At WeForest, our approach to restoring forests and landscapes is grounded both in the local context and best practices in monitoring and evaluation (M&E). This means working with local communities to build lasting restoration solutions, as well as using recognized techniques to plan and measure our impact, for example standardized methodologies for biomass growth calculations.
We are also piloting new technology to improve forest landscape restoration. This includes using flux towers—micrometeorological sites—to measure greenhouse gas fluxes, evaporation, rainfall and tide levels. We also use environmental DNA—genetic material obtained directly from environmental samples—to measure biodiversity baselines.
Despite using all these techniques, and achieving impressive results through our projects, we still face risks when selecting sites for restoration and are not able to consistently factor in all parameters, such as water salinity in mangroves.

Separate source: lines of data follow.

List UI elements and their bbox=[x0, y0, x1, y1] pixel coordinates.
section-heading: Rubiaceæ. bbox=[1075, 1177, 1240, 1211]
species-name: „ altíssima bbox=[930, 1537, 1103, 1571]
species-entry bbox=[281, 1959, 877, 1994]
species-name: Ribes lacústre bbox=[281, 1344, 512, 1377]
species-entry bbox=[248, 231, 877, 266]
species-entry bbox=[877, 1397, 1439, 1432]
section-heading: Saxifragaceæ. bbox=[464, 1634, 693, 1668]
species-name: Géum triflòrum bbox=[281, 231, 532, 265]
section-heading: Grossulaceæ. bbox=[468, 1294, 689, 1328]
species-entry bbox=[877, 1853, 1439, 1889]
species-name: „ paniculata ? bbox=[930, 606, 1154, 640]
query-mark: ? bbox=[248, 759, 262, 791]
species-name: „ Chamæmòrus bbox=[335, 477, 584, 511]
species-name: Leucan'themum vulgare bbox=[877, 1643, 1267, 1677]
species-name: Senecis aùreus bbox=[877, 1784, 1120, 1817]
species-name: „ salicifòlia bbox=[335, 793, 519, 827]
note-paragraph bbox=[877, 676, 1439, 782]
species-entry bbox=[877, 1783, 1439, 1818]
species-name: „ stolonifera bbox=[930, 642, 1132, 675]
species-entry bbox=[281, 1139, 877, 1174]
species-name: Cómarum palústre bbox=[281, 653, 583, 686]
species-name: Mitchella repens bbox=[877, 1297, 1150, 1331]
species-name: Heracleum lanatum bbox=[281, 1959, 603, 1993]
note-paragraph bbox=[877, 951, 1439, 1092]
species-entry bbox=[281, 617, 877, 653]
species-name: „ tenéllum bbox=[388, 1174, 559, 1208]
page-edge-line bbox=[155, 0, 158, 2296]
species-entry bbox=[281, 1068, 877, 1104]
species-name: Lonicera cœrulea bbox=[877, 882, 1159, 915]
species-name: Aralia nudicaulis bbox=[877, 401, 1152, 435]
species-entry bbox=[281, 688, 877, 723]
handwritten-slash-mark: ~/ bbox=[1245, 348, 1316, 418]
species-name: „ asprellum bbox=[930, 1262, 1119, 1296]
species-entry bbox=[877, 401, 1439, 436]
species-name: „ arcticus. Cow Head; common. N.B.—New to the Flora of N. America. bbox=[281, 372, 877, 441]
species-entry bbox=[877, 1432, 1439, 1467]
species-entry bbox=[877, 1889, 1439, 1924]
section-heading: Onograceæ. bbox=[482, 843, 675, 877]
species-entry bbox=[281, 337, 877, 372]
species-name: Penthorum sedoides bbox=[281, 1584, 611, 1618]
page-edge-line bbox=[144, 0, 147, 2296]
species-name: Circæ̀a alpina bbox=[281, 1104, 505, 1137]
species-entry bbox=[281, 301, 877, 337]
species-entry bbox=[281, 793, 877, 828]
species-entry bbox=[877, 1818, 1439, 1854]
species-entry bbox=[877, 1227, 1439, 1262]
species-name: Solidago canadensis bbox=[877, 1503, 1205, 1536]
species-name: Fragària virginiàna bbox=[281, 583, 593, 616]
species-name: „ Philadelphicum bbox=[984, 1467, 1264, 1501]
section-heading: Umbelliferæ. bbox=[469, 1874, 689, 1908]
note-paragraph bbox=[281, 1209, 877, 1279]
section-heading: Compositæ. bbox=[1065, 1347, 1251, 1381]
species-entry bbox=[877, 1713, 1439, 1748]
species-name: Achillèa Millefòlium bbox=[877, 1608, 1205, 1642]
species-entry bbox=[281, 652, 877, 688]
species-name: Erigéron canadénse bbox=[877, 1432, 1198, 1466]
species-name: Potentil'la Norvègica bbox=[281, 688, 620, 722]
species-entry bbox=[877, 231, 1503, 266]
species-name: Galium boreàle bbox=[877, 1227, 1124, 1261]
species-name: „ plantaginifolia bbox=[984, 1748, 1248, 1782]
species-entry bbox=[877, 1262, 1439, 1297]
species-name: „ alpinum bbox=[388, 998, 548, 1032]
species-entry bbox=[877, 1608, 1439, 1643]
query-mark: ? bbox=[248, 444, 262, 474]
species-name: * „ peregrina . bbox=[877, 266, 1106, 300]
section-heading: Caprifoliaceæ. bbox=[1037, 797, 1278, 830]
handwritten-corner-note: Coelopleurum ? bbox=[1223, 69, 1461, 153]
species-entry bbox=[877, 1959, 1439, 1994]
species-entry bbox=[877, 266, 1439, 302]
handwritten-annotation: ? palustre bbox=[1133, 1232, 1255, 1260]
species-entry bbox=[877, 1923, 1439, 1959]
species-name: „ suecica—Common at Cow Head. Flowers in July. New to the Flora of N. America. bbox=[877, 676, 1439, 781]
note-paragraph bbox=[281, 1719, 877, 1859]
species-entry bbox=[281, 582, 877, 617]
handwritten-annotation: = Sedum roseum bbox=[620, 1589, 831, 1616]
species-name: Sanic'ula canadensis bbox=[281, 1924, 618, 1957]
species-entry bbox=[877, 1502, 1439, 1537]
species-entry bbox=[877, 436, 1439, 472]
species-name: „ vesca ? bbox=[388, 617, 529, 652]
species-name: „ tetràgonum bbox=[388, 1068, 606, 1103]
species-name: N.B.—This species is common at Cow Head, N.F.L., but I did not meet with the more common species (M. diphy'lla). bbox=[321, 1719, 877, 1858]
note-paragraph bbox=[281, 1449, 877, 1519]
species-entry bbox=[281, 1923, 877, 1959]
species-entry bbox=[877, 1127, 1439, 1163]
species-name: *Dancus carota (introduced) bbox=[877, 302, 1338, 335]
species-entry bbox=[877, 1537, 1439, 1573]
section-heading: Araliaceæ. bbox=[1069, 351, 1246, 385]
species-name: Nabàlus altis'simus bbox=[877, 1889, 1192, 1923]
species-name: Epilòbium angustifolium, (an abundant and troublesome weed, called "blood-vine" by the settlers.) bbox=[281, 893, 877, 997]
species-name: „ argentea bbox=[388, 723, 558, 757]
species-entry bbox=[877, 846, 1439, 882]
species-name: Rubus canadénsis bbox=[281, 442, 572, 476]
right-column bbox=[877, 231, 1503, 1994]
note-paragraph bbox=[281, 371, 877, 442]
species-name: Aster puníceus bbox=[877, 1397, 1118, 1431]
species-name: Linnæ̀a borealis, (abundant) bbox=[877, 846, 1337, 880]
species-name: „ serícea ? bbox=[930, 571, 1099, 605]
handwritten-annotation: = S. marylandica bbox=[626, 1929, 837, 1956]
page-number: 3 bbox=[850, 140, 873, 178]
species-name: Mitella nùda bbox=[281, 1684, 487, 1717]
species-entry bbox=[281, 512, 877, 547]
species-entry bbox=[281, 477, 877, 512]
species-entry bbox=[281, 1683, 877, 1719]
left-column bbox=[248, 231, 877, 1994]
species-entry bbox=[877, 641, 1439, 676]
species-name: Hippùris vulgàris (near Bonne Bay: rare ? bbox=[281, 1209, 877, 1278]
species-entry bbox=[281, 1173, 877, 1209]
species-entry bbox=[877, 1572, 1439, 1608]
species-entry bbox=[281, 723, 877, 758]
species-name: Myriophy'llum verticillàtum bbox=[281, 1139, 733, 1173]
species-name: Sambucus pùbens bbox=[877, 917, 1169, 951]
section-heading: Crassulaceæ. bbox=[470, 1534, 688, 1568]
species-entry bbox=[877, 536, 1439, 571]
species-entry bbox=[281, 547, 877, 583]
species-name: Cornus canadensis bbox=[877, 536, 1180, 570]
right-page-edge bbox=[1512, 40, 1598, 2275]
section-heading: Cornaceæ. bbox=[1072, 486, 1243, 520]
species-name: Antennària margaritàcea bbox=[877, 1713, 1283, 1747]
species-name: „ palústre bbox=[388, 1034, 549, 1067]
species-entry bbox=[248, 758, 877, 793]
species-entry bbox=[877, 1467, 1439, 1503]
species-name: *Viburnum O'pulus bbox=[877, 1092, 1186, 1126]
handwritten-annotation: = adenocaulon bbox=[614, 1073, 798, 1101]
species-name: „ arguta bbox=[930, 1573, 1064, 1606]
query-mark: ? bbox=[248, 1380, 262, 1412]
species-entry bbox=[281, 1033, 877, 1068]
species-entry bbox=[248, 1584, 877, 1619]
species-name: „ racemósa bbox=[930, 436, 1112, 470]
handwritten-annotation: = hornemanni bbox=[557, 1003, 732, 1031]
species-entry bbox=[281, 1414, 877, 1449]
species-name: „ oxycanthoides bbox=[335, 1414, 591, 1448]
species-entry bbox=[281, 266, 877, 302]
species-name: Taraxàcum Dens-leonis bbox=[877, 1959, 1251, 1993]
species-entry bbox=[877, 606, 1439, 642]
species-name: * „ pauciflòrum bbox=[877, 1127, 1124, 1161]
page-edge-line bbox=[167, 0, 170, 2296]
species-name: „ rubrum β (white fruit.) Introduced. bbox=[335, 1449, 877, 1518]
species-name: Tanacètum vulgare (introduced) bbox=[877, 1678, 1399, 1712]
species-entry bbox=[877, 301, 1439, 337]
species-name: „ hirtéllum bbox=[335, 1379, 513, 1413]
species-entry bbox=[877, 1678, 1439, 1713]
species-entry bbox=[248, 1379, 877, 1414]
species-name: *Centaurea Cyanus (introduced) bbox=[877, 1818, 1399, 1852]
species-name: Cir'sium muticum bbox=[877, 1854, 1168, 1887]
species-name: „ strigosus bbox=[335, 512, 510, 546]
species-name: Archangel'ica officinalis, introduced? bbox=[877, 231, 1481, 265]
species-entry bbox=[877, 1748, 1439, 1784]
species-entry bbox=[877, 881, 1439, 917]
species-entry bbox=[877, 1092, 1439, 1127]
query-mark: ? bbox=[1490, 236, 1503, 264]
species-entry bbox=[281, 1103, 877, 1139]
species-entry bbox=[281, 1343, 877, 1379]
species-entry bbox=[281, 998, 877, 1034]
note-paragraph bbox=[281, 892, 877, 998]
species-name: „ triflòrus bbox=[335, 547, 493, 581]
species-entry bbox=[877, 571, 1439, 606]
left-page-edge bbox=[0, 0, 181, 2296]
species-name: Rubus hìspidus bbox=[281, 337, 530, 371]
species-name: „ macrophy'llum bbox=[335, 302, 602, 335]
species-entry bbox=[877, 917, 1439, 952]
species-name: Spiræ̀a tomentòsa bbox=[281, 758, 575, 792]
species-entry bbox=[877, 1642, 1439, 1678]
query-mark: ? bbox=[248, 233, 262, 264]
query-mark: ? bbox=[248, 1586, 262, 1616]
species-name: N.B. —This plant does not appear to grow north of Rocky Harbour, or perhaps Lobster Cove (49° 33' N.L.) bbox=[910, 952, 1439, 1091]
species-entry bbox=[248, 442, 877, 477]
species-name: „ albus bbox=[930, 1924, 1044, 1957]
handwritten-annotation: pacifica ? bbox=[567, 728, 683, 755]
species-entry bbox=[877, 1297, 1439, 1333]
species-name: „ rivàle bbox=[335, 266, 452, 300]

We already use Earth observations in our projects. However we believe that a large-scale, approach—as proposed by the GEO wetlands initiative—that uses the best science and data to provide trusted, integrated information on several environmental and social indicators could be transformative to reach higher levels of success at lower costs.
With the necessary environmental intelligence, we can plan and measure with sufficient accuracy at scale, and grow confidence to unlock the investments needed to fully realise the potential of forest landscape restoration.
WeForest, along with speakers from NASA and Arcmor Ventures will join a GEO-hosted panel on Earth Observations to Unlock Investment in Nature-Based Solutions at the Corporate Investments into Forests and Biodiversity conference in Amsterdam on 14 September at 12:00 CEST.